Expressing a neutral view over Liu's possible resignation, Fong said that "a reshuffle of the company's chairmanship may not do too much harm nor do any good to its future management, although a reshuffle will help sustain its stability."
Local Chinese-language news-papers yesterday speculated that, following his resignation, Liu's likely successor includes Paul Chiu (邱正雄), former finance minister and currently chairman of Grand Cathay Securities (大華證券) -- a China Development subsidiary -- while Diana Chen (陳敏薰), Liu's hand-picked acting chairperson, will be promoted to head China Development Industrial Bank (中華開發銀行).

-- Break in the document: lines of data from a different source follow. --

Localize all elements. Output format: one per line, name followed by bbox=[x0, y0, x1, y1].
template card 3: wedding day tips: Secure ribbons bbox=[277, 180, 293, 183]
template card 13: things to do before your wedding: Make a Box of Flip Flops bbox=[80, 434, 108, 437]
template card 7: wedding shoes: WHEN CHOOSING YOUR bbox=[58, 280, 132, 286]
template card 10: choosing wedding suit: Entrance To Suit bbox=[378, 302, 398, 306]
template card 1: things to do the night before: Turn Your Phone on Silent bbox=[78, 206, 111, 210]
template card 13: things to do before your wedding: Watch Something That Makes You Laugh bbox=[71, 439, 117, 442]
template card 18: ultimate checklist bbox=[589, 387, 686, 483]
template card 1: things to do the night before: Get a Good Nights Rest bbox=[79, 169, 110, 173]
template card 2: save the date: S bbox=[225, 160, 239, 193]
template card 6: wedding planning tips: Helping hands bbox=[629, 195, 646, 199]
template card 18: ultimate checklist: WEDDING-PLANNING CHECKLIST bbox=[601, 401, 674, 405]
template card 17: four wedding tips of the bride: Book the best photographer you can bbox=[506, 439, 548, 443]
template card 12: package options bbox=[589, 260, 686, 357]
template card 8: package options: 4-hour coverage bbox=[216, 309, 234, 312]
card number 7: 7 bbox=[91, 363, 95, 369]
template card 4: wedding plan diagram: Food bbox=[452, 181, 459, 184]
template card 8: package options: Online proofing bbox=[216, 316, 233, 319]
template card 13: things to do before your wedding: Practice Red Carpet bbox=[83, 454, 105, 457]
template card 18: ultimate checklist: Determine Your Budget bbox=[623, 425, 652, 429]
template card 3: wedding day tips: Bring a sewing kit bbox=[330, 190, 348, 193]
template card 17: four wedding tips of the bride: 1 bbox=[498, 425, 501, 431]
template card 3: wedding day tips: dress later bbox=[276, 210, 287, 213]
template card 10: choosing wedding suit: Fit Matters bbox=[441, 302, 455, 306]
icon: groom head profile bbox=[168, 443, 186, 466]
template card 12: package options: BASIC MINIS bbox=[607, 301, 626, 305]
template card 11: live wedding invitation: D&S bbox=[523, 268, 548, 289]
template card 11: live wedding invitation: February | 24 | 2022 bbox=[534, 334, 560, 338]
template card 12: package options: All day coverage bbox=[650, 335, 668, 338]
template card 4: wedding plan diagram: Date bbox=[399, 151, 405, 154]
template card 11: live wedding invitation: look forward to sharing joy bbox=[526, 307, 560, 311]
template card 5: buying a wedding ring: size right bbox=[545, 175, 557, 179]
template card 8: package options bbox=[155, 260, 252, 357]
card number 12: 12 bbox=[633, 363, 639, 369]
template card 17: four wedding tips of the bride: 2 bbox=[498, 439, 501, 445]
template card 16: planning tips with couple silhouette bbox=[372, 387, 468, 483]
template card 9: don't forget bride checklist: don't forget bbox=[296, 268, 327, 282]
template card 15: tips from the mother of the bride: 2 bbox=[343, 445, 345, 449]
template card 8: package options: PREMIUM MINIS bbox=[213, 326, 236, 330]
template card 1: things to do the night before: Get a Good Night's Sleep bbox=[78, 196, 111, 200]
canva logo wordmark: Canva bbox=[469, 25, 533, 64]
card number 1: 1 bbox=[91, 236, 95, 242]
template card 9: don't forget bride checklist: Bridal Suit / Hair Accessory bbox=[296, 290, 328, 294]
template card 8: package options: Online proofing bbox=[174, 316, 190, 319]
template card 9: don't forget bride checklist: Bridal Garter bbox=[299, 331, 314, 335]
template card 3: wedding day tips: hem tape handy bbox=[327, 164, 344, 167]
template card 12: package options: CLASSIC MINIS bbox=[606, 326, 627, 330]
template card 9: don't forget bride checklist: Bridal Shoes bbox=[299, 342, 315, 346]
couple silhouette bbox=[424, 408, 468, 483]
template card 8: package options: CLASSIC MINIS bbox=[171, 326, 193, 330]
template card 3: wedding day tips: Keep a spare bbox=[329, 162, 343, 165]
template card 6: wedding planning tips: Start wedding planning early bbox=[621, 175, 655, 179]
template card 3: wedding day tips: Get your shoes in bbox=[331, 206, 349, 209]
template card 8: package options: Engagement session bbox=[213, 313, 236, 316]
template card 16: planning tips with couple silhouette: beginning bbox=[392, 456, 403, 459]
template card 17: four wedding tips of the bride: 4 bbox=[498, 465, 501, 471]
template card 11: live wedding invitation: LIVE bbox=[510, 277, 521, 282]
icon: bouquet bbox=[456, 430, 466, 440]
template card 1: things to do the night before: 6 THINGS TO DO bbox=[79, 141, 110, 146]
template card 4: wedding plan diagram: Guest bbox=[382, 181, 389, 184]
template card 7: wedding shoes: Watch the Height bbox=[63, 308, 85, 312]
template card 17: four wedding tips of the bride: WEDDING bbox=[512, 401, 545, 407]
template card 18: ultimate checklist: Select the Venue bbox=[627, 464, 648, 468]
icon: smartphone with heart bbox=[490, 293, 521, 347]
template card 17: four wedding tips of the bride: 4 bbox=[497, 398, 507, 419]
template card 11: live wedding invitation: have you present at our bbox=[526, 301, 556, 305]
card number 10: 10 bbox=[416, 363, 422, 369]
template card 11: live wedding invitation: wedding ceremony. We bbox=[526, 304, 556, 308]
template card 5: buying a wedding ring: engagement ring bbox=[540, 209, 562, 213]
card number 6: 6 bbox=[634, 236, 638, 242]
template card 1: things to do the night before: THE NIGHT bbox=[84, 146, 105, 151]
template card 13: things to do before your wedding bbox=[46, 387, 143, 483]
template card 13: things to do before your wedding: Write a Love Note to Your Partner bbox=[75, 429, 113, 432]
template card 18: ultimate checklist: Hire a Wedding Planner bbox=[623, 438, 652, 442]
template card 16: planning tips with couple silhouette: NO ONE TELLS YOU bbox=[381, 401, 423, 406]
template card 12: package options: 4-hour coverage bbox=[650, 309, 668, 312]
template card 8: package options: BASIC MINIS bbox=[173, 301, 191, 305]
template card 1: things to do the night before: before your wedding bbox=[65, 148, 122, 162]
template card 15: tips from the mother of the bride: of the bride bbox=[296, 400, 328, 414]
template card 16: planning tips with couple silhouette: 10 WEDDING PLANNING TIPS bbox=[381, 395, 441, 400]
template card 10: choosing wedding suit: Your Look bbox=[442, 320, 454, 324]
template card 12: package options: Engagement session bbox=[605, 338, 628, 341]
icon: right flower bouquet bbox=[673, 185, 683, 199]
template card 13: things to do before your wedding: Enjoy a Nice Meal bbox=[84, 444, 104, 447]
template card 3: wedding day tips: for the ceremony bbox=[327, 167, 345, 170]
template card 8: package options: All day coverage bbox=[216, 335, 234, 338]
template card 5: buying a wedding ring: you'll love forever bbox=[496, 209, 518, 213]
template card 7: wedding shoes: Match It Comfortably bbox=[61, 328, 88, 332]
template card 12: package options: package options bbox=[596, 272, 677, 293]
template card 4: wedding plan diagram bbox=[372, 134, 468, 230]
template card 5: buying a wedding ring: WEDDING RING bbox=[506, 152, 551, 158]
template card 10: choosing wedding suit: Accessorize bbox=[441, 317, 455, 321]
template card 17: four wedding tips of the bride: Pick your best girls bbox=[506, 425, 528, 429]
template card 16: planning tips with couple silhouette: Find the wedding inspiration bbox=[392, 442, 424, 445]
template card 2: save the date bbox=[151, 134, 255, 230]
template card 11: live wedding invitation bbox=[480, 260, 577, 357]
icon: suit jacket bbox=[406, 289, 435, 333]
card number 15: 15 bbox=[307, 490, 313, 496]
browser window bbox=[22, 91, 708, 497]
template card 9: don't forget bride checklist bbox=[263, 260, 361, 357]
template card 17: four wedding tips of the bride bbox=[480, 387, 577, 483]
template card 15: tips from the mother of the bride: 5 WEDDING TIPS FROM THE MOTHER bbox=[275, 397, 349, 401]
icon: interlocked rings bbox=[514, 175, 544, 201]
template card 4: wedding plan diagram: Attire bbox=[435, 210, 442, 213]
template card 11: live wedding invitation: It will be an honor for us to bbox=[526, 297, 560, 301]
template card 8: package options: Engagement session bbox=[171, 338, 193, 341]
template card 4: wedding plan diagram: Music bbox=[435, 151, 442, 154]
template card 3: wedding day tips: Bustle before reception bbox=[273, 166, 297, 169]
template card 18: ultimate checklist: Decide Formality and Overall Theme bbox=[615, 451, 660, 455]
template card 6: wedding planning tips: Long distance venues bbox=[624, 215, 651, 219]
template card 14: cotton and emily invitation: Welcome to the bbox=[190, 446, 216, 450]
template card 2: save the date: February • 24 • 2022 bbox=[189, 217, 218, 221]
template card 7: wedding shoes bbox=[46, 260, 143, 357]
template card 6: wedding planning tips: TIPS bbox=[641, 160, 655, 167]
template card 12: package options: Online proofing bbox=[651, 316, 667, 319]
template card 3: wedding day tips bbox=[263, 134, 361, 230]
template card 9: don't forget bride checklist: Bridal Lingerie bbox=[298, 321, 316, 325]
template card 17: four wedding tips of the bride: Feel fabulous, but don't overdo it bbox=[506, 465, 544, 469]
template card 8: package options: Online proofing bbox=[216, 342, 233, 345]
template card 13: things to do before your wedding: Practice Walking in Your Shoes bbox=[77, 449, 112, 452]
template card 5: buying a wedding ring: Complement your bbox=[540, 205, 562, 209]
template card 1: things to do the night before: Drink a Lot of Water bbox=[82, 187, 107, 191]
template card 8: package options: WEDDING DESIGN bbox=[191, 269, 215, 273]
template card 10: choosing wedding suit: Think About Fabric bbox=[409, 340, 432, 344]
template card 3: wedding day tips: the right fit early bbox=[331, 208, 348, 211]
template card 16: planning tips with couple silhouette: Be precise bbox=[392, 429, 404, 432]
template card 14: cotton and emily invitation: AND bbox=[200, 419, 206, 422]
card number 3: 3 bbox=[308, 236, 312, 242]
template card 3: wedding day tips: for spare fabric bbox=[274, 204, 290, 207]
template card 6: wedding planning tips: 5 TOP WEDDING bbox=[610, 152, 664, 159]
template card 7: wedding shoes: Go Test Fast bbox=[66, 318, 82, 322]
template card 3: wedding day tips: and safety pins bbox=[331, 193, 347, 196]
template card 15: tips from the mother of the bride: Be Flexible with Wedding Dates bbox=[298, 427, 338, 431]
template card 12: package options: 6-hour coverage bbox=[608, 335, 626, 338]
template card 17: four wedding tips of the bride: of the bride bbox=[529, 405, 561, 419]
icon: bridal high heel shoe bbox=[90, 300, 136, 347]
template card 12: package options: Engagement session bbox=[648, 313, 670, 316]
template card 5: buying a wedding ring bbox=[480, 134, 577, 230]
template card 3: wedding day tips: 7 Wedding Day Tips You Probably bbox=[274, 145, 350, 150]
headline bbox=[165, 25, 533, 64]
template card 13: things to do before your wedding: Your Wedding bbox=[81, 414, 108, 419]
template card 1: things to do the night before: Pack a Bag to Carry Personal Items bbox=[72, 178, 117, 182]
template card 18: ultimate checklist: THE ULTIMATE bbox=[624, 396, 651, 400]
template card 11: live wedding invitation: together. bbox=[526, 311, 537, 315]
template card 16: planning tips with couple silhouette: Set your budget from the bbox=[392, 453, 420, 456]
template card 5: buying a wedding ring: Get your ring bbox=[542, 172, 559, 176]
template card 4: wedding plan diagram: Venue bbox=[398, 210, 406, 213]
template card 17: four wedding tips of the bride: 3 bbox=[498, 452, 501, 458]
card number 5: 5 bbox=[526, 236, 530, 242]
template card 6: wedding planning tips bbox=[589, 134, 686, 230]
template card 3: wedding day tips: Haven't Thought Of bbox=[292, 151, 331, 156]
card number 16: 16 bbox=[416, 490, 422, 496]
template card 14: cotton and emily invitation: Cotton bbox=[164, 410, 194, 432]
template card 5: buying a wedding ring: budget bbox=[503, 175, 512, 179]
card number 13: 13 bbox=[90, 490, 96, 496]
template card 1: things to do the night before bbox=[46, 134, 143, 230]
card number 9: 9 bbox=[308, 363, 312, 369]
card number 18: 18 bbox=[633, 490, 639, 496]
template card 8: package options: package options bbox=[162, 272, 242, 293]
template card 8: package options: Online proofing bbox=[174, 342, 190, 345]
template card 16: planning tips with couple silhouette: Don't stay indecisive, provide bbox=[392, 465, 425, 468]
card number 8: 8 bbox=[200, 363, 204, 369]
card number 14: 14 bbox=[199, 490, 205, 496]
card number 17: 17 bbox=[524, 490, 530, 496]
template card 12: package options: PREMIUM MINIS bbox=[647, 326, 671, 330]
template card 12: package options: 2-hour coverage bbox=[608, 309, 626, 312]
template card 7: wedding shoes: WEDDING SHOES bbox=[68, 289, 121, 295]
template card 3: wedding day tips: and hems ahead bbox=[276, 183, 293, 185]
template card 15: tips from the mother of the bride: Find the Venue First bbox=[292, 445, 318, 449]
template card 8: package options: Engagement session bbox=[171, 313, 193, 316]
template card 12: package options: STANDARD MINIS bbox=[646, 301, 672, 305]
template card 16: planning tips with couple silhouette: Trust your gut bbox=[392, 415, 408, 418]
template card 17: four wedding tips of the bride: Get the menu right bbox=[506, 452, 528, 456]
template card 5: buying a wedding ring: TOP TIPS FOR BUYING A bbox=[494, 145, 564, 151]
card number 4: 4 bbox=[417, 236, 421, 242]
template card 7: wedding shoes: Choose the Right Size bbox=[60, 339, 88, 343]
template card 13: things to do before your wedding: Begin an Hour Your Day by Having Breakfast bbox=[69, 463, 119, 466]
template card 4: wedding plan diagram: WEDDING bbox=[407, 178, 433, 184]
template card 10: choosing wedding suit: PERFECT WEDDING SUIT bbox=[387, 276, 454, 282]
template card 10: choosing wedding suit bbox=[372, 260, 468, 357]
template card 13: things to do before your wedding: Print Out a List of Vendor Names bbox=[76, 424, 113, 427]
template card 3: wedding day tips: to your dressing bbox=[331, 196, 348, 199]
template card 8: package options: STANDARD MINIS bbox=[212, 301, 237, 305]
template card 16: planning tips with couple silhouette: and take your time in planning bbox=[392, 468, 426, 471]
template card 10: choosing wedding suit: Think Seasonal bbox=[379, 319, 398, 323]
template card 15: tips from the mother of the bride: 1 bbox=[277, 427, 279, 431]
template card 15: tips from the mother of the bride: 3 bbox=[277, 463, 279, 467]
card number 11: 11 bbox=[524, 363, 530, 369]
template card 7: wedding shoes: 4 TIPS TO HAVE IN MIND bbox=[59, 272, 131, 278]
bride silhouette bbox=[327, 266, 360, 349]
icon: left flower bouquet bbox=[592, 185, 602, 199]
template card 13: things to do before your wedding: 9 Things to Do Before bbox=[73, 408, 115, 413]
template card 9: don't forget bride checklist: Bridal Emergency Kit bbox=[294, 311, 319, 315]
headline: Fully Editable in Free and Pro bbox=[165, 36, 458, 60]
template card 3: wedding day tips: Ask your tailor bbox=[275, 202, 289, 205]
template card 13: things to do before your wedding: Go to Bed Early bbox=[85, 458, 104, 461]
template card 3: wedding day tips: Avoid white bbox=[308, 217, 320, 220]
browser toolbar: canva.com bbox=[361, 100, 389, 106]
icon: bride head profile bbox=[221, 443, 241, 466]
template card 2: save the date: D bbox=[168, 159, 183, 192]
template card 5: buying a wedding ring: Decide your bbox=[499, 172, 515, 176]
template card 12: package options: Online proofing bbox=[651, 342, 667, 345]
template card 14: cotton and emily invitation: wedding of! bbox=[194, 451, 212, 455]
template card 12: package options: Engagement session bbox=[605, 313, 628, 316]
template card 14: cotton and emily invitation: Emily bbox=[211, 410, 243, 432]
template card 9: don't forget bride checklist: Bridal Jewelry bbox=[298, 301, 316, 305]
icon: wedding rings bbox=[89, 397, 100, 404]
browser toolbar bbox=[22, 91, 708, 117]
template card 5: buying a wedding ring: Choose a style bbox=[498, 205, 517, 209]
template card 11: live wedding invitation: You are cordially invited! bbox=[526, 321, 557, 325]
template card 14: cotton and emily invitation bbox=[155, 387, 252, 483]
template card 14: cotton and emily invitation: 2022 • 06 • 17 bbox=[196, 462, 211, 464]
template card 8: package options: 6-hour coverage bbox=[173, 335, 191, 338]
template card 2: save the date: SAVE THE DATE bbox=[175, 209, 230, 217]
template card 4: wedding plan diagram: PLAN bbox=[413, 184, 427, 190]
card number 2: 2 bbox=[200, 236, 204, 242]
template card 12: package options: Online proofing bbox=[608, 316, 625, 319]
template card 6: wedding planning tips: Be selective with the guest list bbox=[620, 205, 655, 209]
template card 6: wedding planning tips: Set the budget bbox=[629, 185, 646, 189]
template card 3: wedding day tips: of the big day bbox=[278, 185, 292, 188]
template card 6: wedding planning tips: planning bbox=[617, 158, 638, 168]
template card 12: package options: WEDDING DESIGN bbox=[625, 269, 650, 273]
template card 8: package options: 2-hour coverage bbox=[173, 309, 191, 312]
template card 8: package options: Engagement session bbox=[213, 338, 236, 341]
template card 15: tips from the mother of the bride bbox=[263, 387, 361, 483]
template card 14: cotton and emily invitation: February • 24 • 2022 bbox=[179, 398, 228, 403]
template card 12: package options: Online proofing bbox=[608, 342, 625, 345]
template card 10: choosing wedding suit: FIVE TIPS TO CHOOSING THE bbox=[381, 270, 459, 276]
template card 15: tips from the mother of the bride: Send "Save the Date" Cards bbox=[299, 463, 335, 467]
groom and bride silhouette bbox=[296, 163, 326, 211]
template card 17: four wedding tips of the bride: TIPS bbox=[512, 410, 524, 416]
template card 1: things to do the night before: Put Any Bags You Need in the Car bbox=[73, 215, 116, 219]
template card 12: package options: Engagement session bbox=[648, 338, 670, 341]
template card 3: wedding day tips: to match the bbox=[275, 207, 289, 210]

But a China Development board member, who requested anonymity, yesterday said that few enjoyed as much clout as Liu to be capable of heading the company.
"Liu deserves credit as a professional corporate leader despite the fact he may have pulled strings to stretch the company's assets from some NT$5 billion in the 90s to the current NT$130 billion," the board member said, adding that many big-time shareholders still support Liu.
Liu, if he stays in office, will play a decisive role in the company's future investment projects and consolidation plans through mergers and acquisitions.
He added that Chen is too young for the job although her family is the biggest private shareholder with a 3 percent stake, while Chiu is an unlikely candidate.